Primary Treatment of Proliferative Diabetic Retinopathy Using Anti-Vascular Endothelial Growth Factor
Traditionally, PRP has been the main treatment choice for PDR used by retina physicians, with 98% reporting the use of laser for primary treatment.13 While highly successful at reducing the risk of severe vision loss, PRP does have significant drawbacks. The application of PRP can induce or exacerbate diabetic macular edema, resulting in further vision loss. Additionally, ablation of the peripheral retina can lead to decreased contrast sensitivity, visual field loss, and decreased night vision.14
The observation of decreased proliferative retinopathy in patients receiving anti-VEGF treatments for diabetic macular edema led to multiple clinical trials. Arevalo et al15 evaluated the effectiveness of bevacizumab (Avastin) on retinal neovascularization using dosages of 2.5 mg/0.1 mL and 1.25 mg/0.05 mg in patients with prior PRP as well as treatment-naïve eyes. Bevacizumab significantly improved vision and decreased retinal neovascularization, with similar effects between the PRP and treatment-naïve groups.

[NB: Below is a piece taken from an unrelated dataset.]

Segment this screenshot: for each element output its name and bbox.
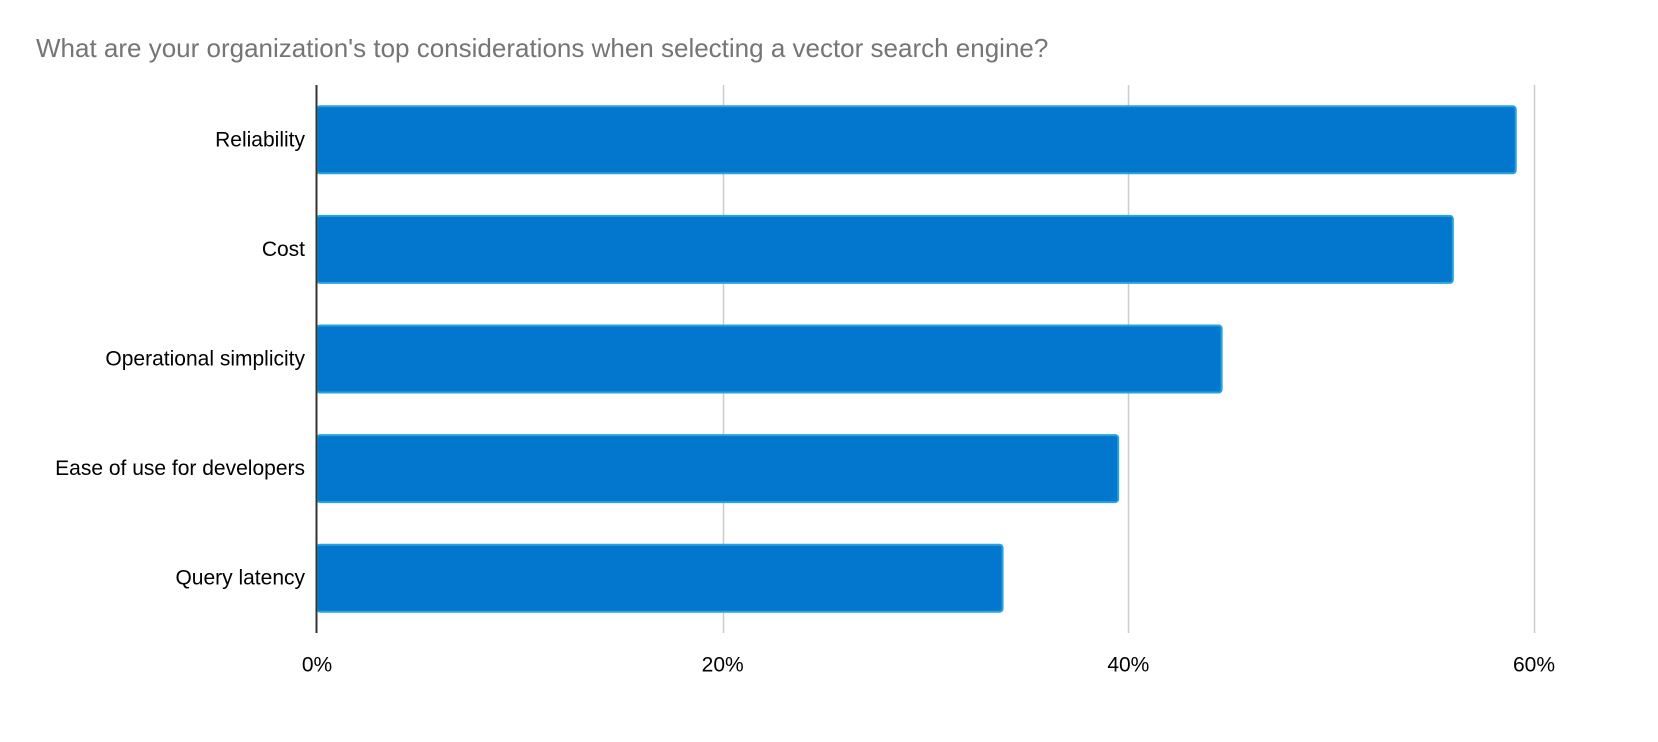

A randomized, controlled trial coordinated by the Diabetic Retinopathy Clinical Research Network (DRCR.net) aimed to evaluate the effectiveness of ranibizumab (Lucentis) relative to PRP. In this study, identified as Protocol S, patients were randomized to ranibizumab 0.5 mg/0.05 mL intravitreal injection monthly for 3 months. At 4 months, patients were reevaluated, and were followed monthly without further injections if neovascularization had completely resolved. If any neovascularization was still present, additional injections were given at months 4 and 5. Beginning month 6 of the treatment protocol, injections were performed as needed, ceasing further treatments if retinal neovascularization had completely resolved or if no improvement was noted after two consecutive injections. Any patient who developed progressive retinopathy despite monthly injections was allowed to receive PRP. Review of the data at 2 years demonstrated that monthly ranibizumab was noninferior to PRP for the primary treatment of PDR (Figure 10-2). Subanalysis revealed a clear benefit of ranibizumab treatment in regard to retention of peripheral visual field.16
One concern regarding the use of anti-VEGF agents as primary treatment for PDR has been reports of the “crunch” phenomenon, where existing fibrovascular membranes from PDR undergo contraction after anti-VEGF treatment and cause TRDs. However, no patients were reported to have this phenomenon within the DRCR.net Protocol S trial.16 In comparision, a case series by Arevalo et al 15 found post-bevacizumab tractional detachments occurred in 5.2% of patients with severe PDR. This effect was seen on average 2 weeks after injection of bevacizumab, and thus was attributed to the administration of the anti-VEGF agent. Of note, in their case series, none of the eyes reported were treatment-naïve and all had refractory disease despite PRP, as well as poorly controlled hyperglycemia.